There is a well known pattern that turns up in nature involving the golden ratio $\phi = \frac{\sqrt{5}-1}{2}$.
Sunflower Spiral http://www.segerman.org/random/fib_spiral_numbers.png(source)
To get this "sunflower spiral" pattern, put the $k$th node at an angle of $2\pi \phi k$ and a radius of $\sqrt{k}$. The effect that this has is that each node is nicely spaced apart from its neighbours.
There are a couple of different ways to think about what this spiral is doing: it's something like a reasonably good packing algorithm in 2 dimensions that works for any number of points being packed. Another way to think about it, looking at the projection of the pattern onto the circle, is as a sequence of measures on the circle, where adding the $k$th puts a point weight at it's argument. This sequence of measures on the circle is near uniformly spaced at each step of the sequence.
The question is: Is there a similar spiral-like thing for 3 (or more) dimensions?

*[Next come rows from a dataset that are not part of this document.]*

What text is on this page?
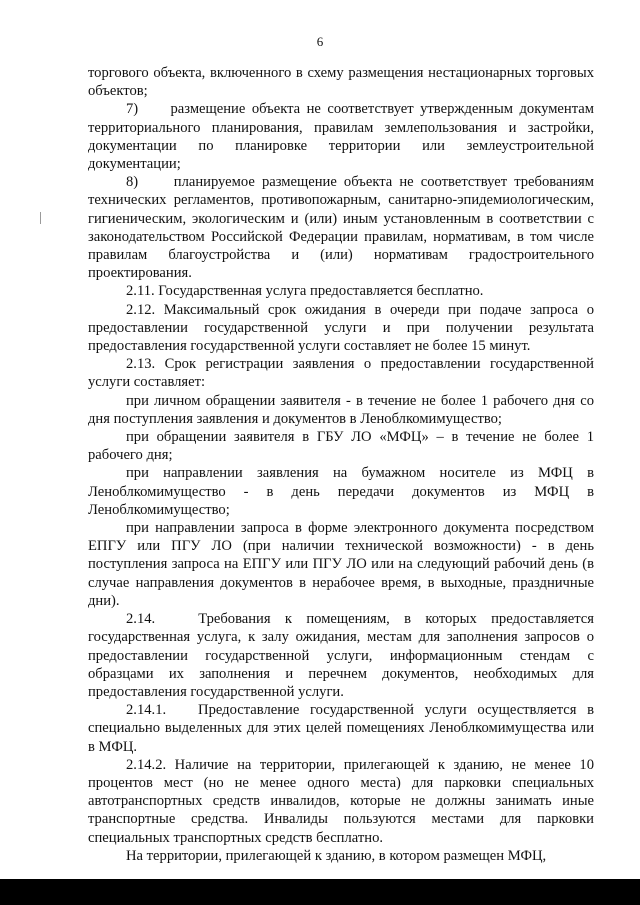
6

торгового объекта, включенного в схему размещения нестационарных торговых объектов;

7)     размещение объекта не соответствует утвержденным документам территориального планирования, правилам землепользования и застройки, документации по планировке территории или землеустроительной документации;

8)     планируемое размещение объекта не соответствует требованиям технических регламентов, противопожарным, санитарно-эпидемиологическим, гигиеническим, экологическим и (или) иным установленным в соответствии с законодательством Российской Федерации правилам, нормативам, в том числе правилам благоустройства и (или) нормативам градостроительного проектирования.

2.11. Государственная услуга предоставляется бесплатно.

2.12. Максимальный срок ожидания в очереди при подаче запроса о предоставлении государственной услуги и при получении результата предоставления государственной услуги составляет не более 15 минут.

2.13. Срок регистрации заявления о предоставлении государственной услуги составляет:

при личном обращении заявителя - в течение не более 1 рабочего дня со дня поступления заявления и документов в Леноблкомимущество;

при обращении заявителя в ГБУ ЛО «МФЦ» – в течение не более 1 рабочего дня;

при направлении заявления на бумажном носителе из МФЦ в Леноблкомимущество - в день передачи документов из МФЦ в Леноблкомимущество;

при направлении запроса в форме электронного документа посредством ЕПГУ или ПГУ ЛО (при наличии технической возможности) - в день поступления запроса на ЕПГУ или ПГУ ЛО или на следующий рабочий день (в случае направления документов в нерабочее время, в выходные, праздничные дни).

2.14.   Требования к помещениям, в которых предоставляется государственная услуга, к залу ожидания, местам для заполнения запросов о предоставлении государственной услуги, информационным стендам с образцами их заполнения и перечнем документов, необходимых для предоставления государственной услуги.

2.14.1.   Предоставление государственной услуги осуществляется в специально выделенных для этих целей помещениях Леноблкомимущества или в МФЦ.

2.14.2. Наличие на территории, прилегающей к зданию, не менее 10 процентов мест (но не менее одного места) для парковки специальных автотранспортных средств инвалидов, которые не должны занимать иные транспортные средства. Инвалиды пользуются местами для парковки специальных транспортных средств бесплатно.

На территории, прилегающей к зданию, в котором размещен МФЦ,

That is (for 3 dimensions), we want to put a sequence of nodes down in $\mathbb{R}^3$ so that the $k$th node is at radius $\sqrt[3]{k}$ from the origin, and so that the resulting pattern is reasonably well packed, in whichever sense analogous to those above you want. Is there a natural way to generate such a sequence on $S^2$ (perhaps by iterating a relatively simple function?), like there is for the sunflower spiral on $S^1$?